Parlamentares rejeitaram mudanças feitas na Câmara em dispositivos da Lei da Mata Atlântica; especialistas alertavam para afrouxamento nas regras de proteção do bioma
BRASÍLIA – O Senado excluiu trechos de uma medida provisória que enfraqueciam regras de proteção da Mata Atlântica. Segundo especialistas, os dispositivos, na prática, facilitariam o desmatamento do bioma. O texto volta para análise da Câmara.

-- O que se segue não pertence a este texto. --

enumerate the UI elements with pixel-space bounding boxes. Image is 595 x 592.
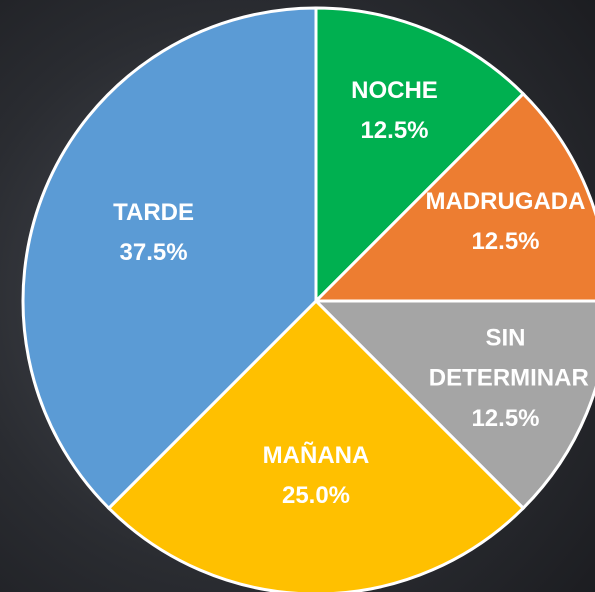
pie-slice (312, 91, 595, 303)
slice-value-label: 12.5% (471, 228, 539, 255)
pie-slice (314, 6, 526, 305)
pie-slice (106, 298, 526, 592)
slice-value-label: 25.0% (282, 482, 350, 509)
slice-value-label: 12.5% (471, 405, 539, 432)
pie-slice (312, 299, 595, 511)
slice-label: SIN DETERMINAR (422, 325, 589, 392)
slice-label: NOCHE (351, 77, 438, 104)
slice-value-label: 12.5% (360, 117, 428, 144)
pie-slice (21, 6, 318, 511)
slice-label: MADRUGADA (425, 188, 585, 215)
slice-label: TARDE (113, 199, 194, 226)
slice-label: MAÑANA (263, 441, 370, 469)
slice-value-label: 37.5% (120, 239, 188, 266)
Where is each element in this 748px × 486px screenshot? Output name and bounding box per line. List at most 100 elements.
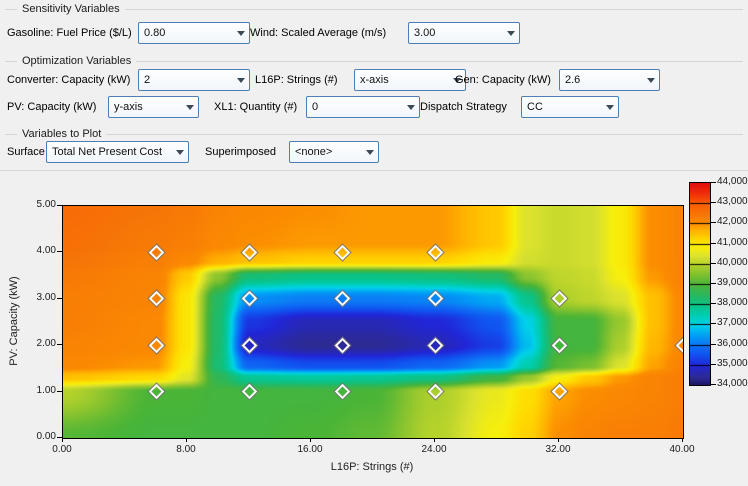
- colorbar-tick: [711, 263, 716, 264]
- divider: [5, 8, 17, 10]
- l16p-strings-label: L16P: Strings (#): [255, 74, 338, 86]
- group-optimization-variables: Optimization Variables: [5, 54, 743, 68]
- x-axis-title: L16P: Strings (#): [330, 461, 414, 473]
- xl1-quantity-select[interactable]: 0: [306, 96, 420, 118]
- superimposed-label: Superimposed: [205, 146, 276, 158]
- gasoline-fuel-price-select[interactable]: 0.80: [138, 22, 250, 44]
- colorbar-tick-label: 37,000: [717, 317, 748, 328]
- colorbar-tick: [711, 222, 716, 223]
- x-tick-label: 16.00: [297, 444, 323, 455]
- gen-capacity-label: Gen: Capacity (kW): [455, 74, 551, 86]
- divider: [106, 133, 743, 135]
- x-tick-label: 32.00: [545, 444, 571, 455]
- y-tick: [57, 205, 62, 206]
- colorbar-tick-label: 43,000: [717, 196, 748, 207]
- colorbar-tick-label: 44,000: [717, 176, 748, 187]
- y-tick-label: 0.00: [36, 431, 56, 442]
- gasoline-fuel-price-value: 0.80: [144, 27, 166, 39]
- xl1-quantity-label: XL1: Quantity (#): [214, 101, 298, 113]
- l16p-strings-select[interactable]: x-axis: [354, 69, 466, 91]
- pv-capacity-value: y-axis: [114, 101, 143, 113]
- chevron-down-icon[interactable]: [643, 77, 659, 83]
- x-tick-label: 0.00: [52, 444, 72, 455]
- converter-capacity-select[interactable]: 2: [138, 69, 250, 91]
- surface-variable-select[interactable]: Total Net Present Cost: [46, 141, 189, 163]
- superimposed-variable-select[interactable]: <none>: [289, 141, 379, 163]
- colorbar-tick-label: 35,000: [717, 358, 748, 369]
- x-tick: [310, 438, 311, 442]
- divider: [5, 60, 17, 62]
- colorbar-tick: [711, 344, 716, 345]
- colorbar-tick: [711, 303, 716, 304]
- surface-label: Surface: [7, 146, 45, 158]
- chevron-down-icon[interactable]: [449, 77, 465, 83]
- dispatch-strategy-label: Dispatch Strategy: [420, 101, 507, 113]
- y-tick-label: 1.00: [36, 385, 56, 396]
- surface-plot-area[interactable]: [62, 205, 684, 439]
- colorbar-tick: [711, 384, 716, 385]
- chevron-down-icon[interactable]: [233, 77, 249, 83]
- gen-capacity-select[interactable]: 2.6: [559, 69, 660, 91]
- colorbar-tick: [711, 323, 716, 324]
- dispatch-strategy-value: CC: [527, 101, 543, 113]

Editada pelo então presidente Jair Bolsonaro (PL) e ainda em vigor, a primeira versão da MP prevê a prorrogação do prazo de adesão dos imóveis rurais ao Programa de Regularização Ambiental (PRA).
JABUTIS
O texto, porém, chegou ao Senado com modificações feitas pela Câmara dos Deputados em março. Foram incluídas alterações na Lei da Mata Atlântica, classificadas como “jabutis” — trechos que não têm relação com o tema principal da proposta.
Entre os pontos modificados estão o fim da exigência de compensação em caso de desmatamento de vegetação fora das áreas de preservação permanente e a flexibilização do desmatamento de vegetação primária (original) e secundária em estágio avançado de regeneração.
Com a exclusão dos trechos, o Senado mantém as atuais regras de proteção previstas na legislação do bioma.
REJEIÇÃO DAS MUDANÇAS
Os senadores rejeitaram as mudanças feitas pelos deputados e aprovaram uma impugnação dos trechos. Isso impede a retomada dos trechos sobre Mata Atlântica durante a nova votação na Câmara.
Artigos de um projeto são impugnados quando declarados inconstitucionais ou se não possuírem relação com o tema da proposta.
Pelo regimento do Congresso, uma vez impugnado, o trecho não poderá ser restituído pelos parlamentares. No entanto, há precedentes em que os deputados discordaram dos senadores e retomaram artigos que foram retirados em votações.
O presidente do Senado, Rodrigo Pacheco (PSD-MG), alertou aos colegas da possibilidade de judicialização do caso diante do imbróglio. Ele afirmou que não gostaria de criar um “ambiente de desconfiança entre as duas Casas”.
O relator da proposta, Efraim Filho (União-PB), já havia excluído o trecho no parecer, mas sem usar a estratégia de impugnação.
Autora de um dos pedidos de remoção do trecho que afrouxava as regras de combate ao desmatamento na Mata Atlântica, a senadora Eliziane Gama (PSD-MA) insistiu pela derrubada do artigo. De acordo com ela, os deputados poderiam “ressuscitar” as medidas.
O líder do PSD, Otto Alencar (BA), e o senador Omar Aziz (PSD-AM) também protestaram. Os dois argumentaram que obras como de gasodutos poderiam ser feitas em áreas da floresta hoje intocadas.
“Uma vergonha o Senado se curvar a esse tipo de coisa. É lógico que [os deputados] vão modificar, vão trabalhar para voltar o jabuti de novo. Não dá pra confiar. Quem fez isso aqui não fez de boa-fé. Isso é pra defender interesse pessoal de empresário”, disse Aziz.
Após pressão dos senadores, Pacheco e o relator concordaram em votar a impugnação, que foi aprovada e, com isso, os trechos sobre Mata Atlântica saíram da MP.
DESMATAMENTO
Dados da Fundação SOS Mata Atlântica mostram que entre agosto e outubro do ano passado, foi registrado o desmatamento de mais de 6.850 hectares – o equivalente a devastar, nesse período, 75 campos de futebol todos os dias.
Segundo a fundação, somente 12,4% do bioma possui vegetação original.